This is the Sourdough Stuffing I make every year for the holidays.
And every year it never fails to impress us all. When home-baked sourdough bread is used as a stuffing for roasted poultry it takes on an almost bread pudding like texture. It’s soft and moist because it does a wonderful job of absorbing all the wonderful cooking juices and basting liquids (butter). It has a mild tang that is classic to sourdough and compliments the meal with its depth of character.
Save those sourdough scraps, heels and ends!
In the months leading up to winter I keep a bag in my freezer for sourdough scraps. When we get down to the end of a loaf I toss it in the baggie and make another to replace it. I save up a full gallon ziplock of scraps for this dish alone.
Making sourdough breadcrumbs is easy.
When you have collected plenty of sourdough scraps you can easily make breadcrumbs by following these simple steps.
- Defrost the sourdough scraps.
- Tear them into small pieces.
- Pulse them in the food processor (super fast and easy) or chop them with a knife.
- Spread them in a single layer on a baking sheet.

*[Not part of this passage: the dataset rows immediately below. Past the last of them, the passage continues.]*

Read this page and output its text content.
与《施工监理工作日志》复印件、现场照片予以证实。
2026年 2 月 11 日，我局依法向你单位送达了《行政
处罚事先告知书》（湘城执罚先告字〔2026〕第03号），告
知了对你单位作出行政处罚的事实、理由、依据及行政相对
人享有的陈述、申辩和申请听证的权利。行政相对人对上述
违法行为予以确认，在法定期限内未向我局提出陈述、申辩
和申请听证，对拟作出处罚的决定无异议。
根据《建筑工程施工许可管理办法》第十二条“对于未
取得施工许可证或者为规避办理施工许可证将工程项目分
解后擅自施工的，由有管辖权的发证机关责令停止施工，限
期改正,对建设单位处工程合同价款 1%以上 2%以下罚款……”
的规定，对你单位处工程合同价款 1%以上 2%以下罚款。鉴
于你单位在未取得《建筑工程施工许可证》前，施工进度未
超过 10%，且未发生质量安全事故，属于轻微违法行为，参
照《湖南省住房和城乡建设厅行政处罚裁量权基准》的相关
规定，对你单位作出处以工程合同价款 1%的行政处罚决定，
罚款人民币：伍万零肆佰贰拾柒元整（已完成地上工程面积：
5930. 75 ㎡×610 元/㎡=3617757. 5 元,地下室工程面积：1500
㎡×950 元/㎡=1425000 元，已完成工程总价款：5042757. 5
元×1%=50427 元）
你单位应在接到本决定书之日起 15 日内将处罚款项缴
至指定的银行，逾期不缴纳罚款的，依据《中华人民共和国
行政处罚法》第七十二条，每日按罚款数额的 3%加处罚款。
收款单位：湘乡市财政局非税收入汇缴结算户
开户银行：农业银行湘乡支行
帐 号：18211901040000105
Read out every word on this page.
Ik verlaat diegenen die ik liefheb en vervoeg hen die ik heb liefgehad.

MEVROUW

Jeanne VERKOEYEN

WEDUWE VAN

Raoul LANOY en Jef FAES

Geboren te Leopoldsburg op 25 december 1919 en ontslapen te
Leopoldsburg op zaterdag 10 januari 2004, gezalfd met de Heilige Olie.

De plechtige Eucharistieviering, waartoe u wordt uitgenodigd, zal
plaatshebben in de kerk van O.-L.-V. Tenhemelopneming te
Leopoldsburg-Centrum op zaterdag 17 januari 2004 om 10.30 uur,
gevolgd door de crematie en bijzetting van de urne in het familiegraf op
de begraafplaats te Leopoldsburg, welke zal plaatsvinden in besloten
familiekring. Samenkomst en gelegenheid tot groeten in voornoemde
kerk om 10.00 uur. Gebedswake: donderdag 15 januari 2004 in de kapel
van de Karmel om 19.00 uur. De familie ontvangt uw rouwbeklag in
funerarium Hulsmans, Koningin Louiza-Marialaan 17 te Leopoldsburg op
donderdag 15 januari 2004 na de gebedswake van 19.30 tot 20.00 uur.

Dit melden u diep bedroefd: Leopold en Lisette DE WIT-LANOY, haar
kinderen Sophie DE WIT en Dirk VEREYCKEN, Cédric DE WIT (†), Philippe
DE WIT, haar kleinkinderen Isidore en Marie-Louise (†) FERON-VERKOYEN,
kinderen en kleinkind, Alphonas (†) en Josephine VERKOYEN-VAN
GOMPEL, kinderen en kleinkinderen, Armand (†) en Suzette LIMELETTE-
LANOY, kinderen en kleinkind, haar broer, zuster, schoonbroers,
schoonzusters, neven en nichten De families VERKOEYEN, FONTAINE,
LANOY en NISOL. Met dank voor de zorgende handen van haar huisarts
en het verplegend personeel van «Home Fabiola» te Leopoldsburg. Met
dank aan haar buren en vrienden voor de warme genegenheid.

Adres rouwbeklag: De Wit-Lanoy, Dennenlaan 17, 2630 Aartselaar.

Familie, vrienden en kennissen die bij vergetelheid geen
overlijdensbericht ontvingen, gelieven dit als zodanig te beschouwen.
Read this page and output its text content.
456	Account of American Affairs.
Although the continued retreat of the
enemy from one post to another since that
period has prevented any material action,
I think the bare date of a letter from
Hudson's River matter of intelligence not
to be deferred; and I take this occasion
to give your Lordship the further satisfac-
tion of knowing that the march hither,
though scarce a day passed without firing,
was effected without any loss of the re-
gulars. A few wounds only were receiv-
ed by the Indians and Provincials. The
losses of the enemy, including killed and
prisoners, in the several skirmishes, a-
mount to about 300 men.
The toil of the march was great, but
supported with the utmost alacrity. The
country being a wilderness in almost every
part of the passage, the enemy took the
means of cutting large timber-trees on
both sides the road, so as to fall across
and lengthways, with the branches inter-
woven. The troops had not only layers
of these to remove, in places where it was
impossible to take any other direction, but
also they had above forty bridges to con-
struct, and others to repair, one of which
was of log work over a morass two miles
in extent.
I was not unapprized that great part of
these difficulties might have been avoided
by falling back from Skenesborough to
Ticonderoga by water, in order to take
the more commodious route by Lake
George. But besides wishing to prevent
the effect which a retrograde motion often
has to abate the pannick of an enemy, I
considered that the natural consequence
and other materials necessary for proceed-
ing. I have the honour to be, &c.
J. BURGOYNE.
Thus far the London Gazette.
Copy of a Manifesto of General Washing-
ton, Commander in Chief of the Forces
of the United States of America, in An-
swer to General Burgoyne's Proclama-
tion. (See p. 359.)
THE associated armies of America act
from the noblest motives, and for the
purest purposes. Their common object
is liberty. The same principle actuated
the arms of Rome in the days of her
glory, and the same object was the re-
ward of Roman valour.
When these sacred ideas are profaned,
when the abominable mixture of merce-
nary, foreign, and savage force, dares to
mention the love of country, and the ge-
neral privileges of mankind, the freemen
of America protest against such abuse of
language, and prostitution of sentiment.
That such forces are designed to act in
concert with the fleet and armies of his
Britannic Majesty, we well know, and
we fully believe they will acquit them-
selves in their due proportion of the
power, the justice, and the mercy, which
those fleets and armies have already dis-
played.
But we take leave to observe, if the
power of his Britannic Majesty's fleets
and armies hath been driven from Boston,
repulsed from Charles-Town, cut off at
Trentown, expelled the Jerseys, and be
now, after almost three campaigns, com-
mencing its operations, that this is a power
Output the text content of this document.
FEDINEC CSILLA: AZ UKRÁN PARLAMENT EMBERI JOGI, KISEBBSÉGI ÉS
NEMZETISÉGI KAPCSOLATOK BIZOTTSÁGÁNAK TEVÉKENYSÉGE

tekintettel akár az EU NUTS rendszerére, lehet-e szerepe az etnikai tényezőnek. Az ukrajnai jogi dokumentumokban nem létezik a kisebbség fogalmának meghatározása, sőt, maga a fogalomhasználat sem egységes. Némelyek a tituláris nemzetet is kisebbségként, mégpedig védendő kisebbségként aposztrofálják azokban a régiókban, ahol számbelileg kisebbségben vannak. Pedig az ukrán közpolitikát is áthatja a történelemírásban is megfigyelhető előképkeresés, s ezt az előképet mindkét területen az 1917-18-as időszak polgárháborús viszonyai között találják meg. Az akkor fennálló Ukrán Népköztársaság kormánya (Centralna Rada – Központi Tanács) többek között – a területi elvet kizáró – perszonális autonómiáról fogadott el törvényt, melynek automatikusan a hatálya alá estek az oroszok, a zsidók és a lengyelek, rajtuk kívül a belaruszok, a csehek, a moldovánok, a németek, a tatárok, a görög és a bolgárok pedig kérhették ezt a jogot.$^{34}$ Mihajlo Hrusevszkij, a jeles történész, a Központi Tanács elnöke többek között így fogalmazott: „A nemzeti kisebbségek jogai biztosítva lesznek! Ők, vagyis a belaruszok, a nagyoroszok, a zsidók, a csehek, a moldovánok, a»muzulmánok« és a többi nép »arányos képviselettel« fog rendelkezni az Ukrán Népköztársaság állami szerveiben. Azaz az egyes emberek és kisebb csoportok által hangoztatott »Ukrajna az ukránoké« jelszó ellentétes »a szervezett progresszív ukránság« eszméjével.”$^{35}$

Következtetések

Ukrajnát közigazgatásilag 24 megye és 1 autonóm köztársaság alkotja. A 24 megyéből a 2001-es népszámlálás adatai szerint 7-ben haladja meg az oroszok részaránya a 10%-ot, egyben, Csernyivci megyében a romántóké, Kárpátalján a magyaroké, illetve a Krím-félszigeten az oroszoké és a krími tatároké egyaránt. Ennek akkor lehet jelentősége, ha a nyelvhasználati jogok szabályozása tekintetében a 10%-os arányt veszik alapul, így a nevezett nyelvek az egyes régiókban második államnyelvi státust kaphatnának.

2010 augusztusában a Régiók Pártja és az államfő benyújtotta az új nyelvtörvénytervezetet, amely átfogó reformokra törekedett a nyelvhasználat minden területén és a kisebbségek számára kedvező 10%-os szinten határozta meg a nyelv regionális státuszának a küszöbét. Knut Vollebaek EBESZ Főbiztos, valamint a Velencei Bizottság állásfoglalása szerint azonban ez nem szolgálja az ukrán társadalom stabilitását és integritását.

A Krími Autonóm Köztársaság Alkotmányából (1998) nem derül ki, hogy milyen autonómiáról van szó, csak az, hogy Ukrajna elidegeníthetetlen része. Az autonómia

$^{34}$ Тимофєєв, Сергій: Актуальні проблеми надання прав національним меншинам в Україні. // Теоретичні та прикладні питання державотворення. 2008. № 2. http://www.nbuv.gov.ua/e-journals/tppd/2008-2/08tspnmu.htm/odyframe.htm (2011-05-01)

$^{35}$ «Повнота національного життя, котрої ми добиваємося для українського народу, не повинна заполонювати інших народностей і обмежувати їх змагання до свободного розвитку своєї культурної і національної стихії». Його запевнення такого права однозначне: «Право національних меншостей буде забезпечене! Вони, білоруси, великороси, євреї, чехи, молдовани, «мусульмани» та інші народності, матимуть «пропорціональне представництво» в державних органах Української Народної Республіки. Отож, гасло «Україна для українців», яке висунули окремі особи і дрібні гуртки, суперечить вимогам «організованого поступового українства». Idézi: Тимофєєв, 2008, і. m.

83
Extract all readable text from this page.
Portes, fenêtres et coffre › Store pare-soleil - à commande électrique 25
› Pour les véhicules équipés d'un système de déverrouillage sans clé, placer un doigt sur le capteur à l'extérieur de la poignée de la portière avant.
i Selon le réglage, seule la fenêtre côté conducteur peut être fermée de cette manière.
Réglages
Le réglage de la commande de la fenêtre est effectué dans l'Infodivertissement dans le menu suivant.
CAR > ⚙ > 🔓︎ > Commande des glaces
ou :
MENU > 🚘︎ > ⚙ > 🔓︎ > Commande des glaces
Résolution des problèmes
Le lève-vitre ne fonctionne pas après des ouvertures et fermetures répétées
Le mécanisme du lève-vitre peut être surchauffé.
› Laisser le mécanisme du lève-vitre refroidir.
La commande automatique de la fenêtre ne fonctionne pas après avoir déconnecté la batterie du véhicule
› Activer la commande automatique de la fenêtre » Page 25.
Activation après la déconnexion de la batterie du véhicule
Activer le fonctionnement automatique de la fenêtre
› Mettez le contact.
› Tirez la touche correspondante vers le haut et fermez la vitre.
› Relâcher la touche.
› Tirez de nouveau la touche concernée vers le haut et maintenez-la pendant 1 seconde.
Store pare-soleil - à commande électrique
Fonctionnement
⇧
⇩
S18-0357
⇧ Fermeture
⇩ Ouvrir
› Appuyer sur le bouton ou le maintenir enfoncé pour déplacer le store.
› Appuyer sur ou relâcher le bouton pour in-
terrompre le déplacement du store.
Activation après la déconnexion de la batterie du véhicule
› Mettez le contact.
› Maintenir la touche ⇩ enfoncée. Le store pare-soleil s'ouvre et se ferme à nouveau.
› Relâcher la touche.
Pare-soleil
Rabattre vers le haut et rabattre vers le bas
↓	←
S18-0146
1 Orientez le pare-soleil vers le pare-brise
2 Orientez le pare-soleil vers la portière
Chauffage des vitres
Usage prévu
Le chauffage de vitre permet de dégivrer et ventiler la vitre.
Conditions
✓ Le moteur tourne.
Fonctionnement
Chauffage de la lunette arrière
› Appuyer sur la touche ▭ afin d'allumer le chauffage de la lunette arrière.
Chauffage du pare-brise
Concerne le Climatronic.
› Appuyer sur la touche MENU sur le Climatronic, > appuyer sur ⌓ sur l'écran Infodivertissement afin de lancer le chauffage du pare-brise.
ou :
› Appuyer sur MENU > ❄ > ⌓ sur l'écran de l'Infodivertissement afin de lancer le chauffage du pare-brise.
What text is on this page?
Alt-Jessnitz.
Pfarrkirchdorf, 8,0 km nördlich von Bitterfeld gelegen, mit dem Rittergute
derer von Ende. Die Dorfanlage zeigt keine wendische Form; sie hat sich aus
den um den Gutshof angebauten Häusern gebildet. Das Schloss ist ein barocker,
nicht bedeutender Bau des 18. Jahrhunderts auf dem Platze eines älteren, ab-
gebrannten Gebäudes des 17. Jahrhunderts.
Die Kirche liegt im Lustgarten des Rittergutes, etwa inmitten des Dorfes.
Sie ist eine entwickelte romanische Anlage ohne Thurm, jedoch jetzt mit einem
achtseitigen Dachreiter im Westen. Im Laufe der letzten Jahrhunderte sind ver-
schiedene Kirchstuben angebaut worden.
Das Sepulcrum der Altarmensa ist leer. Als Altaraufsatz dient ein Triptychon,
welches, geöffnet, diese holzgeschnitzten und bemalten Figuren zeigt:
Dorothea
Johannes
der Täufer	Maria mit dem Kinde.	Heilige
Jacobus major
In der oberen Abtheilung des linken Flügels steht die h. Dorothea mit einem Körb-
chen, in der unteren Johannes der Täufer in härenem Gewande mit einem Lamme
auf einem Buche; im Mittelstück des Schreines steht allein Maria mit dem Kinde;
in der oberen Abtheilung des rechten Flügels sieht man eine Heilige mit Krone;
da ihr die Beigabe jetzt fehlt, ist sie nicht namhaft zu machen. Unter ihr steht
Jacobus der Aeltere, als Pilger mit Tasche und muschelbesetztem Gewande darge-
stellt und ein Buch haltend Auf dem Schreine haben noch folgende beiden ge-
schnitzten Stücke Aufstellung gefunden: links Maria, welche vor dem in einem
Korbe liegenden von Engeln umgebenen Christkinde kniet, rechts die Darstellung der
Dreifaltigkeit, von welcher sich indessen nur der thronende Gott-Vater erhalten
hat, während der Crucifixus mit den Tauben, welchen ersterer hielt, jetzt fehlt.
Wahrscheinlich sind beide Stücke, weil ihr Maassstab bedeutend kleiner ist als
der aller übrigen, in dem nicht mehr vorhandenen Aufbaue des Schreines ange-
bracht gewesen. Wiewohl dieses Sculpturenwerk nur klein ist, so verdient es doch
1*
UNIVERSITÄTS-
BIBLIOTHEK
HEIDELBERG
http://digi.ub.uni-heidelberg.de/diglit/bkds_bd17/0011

- Toast them in a 200° oven until dry.
I’ve never written down this recipe (until now). I’ve always cooked it from memory.
This post is more like a guide than a recipe. Stuffing can be as unique as you are. Play around with the flavors of spice and vegetables and you will surely develop your own favorite Nourishing Holiday Tradition.
Recipe yields 12+ cups of stuffing.
3 Tablespoons Butter
1 Pound Fresh Pork Sausage (click HERE for my recipe)
One Large Onion
4-6 Ribs Of Celery
2 Large Carrots
1 Bulb Of Fresh Fennel
1+ Pound Mixed Mushrooms∗
3 Tablespoons Fresh Garlic
3 Tablespoons Fresh Thyme
12 Cups Toasted Sourdough Crumbs
3-4 Cups Chicken or Turkey Stock
Some of my favorite additions to this recipe include; pinenuts, more varieties of fresh herbs, cranberries, and apple. What will you add?
∗When choosing mushrooms, you can find them at a grocery store or Farmer’s Market. If choosing wild mushrooms please make sure you are buying them from a licensed, experienced mycologist. Choose mushrooms that are in season and preferably local. Some varieties to look for would be hen of the woods, morels, chanterelles, lion’s mane and oysters. I also like to use small shiitakes or button mushrooms if more unique mushrooms are not available.
In a large heavy skillet ( I used my 15 inch cast iron!) melt the butter over medium-high heat. When the pan is hot crumble the sausage and add it into the pan. Stir the pan occasionally letting the sausage brown on all sides.
While the sausage is browning, dice the onion, celery, carrot and fennel. Add the vegetables to the sausage and continue to cook.
Clean and cut your mushrooms if needed. Add them to the mix.
Mince the garlic and thyme and add it to the pan. Continue to sauté this mixture until the vegetables are al dente.
Add one cup of stock to the pan and deglaze any fond on the bottom of the pan.
If your pan is big enough add the breadcrumbs directly to the pan. If not you can proceed in a large bowl.
Mix the breadcrumbs thoroughly into the sausage mixture. Add one cup of stock at a time until the mixture is dampened completely. Do Not Soak It! The crumbs should still be individual but able to stick together if picked up and pressed.
Let the stuffing cool before packing it loosely into a large fowl for roasting. If there is extra stuffing it can be baked in a casserole dish until it’s completely reheated then served.